Dużym plusem jest, że wszystkie szwedzkie drogi są bezpłatne, co obecnie w Europie stanowi już rzadkość. Zapłacić musimy jedynie za dwa mosty - graniczny z Danią oraz graniczny (Svinesund) z Norwegią.

Waluta. W Szwecji nadal obowiązują korony, a wprowadzać euro nikt nie zamierza. Obecnie 1 korona to około 45 groszy. Pieniądze można wymieniać w bankach lub kantorach.

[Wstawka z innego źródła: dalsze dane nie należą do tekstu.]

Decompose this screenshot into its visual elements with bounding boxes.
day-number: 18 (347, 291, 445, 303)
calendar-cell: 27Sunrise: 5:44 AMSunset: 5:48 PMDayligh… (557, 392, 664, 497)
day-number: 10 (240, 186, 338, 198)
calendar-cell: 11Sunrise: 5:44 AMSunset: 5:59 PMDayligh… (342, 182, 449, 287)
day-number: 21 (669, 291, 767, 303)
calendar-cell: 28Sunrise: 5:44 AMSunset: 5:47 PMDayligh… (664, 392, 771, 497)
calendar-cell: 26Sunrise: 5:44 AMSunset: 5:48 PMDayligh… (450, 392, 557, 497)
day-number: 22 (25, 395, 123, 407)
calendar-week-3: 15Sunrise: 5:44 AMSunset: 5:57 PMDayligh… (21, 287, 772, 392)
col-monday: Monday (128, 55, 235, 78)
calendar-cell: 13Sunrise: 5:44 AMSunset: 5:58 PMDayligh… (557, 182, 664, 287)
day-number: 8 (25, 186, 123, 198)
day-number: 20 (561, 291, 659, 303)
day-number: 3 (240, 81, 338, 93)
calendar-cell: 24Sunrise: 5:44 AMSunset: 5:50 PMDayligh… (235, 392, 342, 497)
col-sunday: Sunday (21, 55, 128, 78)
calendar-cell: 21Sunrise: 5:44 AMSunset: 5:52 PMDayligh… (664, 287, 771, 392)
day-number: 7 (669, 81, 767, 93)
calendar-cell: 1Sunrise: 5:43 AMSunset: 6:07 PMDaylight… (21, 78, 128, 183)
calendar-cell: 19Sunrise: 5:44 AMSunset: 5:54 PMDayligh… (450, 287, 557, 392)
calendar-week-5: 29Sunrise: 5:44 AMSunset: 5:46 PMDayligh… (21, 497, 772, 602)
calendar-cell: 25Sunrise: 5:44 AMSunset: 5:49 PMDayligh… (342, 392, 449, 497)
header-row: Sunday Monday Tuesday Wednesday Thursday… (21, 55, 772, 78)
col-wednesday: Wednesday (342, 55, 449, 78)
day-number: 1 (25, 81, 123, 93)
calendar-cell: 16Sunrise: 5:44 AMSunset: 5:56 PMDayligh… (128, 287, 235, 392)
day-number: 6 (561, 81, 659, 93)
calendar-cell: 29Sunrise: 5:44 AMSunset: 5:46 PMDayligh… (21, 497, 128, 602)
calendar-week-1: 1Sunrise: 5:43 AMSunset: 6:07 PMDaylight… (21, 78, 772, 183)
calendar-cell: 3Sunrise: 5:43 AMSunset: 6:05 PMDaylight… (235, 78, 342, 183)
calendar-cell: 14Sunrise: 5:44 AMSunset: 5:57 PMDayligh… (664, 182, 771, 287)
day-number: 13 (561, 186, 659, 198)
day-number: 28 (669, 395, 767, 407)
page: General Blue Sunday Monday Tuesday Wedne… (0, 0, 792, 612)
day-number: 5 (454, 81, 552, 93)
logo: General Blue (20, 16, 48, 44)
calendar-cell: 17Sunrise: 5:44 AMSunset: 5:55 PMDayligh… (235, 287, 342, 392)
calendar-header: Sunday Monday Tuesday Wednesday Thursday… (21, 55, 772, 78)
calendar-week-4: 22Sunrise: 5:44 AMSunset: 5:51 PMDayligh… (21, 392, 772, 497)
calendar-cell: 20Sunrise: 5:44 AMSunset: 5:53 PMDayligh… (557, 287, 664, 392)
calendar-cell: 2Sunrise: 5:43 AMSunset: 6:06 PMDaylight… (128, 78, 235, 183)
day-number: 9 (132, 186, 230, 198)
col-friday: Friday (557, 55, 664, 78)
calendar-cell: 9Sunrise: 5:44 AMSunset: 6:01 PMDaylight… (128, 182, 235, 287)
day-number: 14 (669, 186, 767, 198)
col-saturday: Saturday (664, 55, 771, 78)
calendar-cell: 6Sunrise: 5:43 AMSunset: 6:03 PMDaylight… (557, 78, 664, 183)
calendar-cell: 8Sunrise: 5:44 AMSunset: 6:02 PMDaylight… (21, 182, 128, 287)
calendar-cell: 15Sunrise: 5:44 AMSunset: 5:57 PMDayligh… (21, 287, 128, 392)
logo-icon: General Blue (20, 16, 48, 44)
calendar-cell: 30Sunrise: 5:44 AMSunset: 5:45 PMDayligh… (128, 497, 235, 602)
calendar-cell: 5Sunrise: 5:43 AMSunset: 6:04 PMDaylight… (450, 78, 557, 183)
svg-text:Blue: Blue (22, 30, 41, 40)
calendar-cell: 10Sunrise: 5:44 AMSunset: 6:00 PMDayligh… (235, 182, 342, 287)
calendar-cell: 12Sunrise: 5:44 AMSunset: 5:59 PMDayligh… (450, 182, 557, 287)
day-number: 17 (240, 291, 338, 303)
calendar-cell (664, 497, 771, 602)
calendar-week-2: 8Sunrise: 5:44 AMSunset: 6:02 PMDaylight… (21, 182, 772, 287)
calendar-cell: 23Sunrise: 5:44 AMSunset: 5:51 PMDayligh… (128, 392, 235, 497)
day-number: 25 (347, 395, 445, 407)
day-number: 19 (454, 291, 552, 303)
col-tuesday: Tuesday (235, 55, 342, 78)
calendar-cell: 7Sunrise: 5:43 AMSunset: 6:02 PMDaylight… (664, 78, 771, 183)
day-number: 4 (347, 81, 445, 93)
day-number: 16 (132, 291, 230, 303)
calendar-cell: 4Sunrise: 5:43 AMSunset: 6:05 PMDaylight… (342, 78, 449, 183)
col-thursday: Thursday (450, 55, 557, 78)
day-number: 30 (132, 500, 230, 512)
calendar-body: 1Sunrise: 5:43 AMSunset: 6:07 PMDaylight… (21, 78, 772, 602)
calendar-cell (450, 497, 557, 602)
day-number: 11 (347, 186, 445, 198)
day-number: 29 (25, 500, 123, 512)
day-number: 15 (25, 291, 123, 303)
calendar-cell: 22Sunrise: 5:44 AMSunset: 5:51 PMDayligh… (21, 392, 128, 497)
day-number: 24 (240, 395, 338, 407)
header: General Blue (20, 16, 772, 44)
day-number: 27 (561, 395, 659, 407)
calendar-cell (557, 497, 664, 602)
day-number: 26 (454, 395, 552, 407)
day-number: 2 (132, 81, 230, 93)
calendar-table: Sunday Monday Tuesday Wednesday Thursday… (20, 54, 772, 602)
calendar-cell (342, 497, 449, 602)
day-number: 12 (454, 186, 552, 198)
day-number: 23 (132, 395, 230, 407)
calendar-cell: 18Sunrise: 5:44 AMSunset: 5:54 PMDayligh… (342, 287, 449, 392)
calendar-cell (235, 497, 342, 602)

Nie wszystkie banki dokonują wymiany, a na prowincji kantorów raczej brak. Dodatkowo od każdej wymiany walut pobierana jest prowizja! Punkt wymiany kasuje nas więc podwójnie - za różnicę w kursie i w dodatku prowizją! 
Wbrew temu co czasem można przeczytać lub usłyszeć w mediach Szwecja nie jest jeszcze krajem kompletnie wypranym z gotówki, gdzie za wszystko płaci się tylko kartą. Owszem, w niemal każdym miejscu można użyć plastiku (choć nie wszędzie, np. toalety publiczne w Sztokholmie przyjmowały tylko monety), to jednak wielu miejscowych nadal używa złych i niehigienicznych pieniędzy. Jedynie na kempingu miejskim w stolicy spotkałem się z sytuacją, że nie honorowano gotówki - było to tym bardziej wkurzające, że na ich stronie internetowej niczego takiego nie pisało. 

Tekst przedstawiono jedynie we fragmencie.